Grizzled curls escape from a black band which hardly protects against the gusts. In the cold, a few hundred meters from the political heart of Washington, where the high gates guarded by the military still prevent access to the Capitol, the 56-year-old journalist recounts in a delicate phrasing her new life, marked by the Covid -19.

“The Floyd affair aroused an incredible feeling of sadness, of dismay. With my friends, we wondered: how can such things still happen? »Robin Givhan

Like most Washingtonians, Givhan has not returned to office for nearly a year; even less in a fashion show. In March, the pandemic put a stop to parades, travel and meetings. “My last stay in Europe dates back to March 6, 2020. I was in Paris for the fall collections. I then had to go to Rome for an article on the Valentino house. The interview ended on FaceTime ”, she remembers, still moved at the memory of her last Parisian evening at the Ritz bar.

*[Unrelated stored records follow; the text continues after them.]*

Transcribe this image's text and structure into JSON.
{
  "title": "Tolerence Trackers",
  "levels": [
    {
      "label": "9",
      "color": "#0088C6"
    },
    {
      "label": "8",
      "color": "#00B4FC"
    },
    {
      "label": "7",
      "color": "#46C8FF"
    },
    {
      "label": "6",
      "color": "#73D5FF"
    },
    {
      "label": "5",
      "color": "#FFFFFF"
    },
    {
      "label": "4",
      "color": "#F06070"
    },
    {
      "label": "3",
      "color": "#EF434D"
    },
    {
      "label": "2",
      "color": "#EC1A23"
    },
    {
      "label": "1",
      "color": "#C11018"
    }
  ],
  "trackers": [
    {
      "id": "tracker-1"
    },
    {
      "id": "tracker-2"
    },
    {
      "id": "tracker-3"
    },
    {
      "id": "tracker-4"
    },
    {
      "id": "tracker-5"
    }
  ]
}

A few weeks later, the American streets are set ablaze. The death of George Floyd, an African American who died below the knee of a white policeman in Minneapolis, once again propels issues of racial injustice and police violence to the heart of the debate. “The Floyd affair aroused an incredible feeling of sadness, of dismay. With my friends, we wondered: how can such things still happen? How do you accept that a significant part of the population doesn’t think it’s horrible? These are events that I experienced intensely ”, says the African-American journalist, visibly still shaken.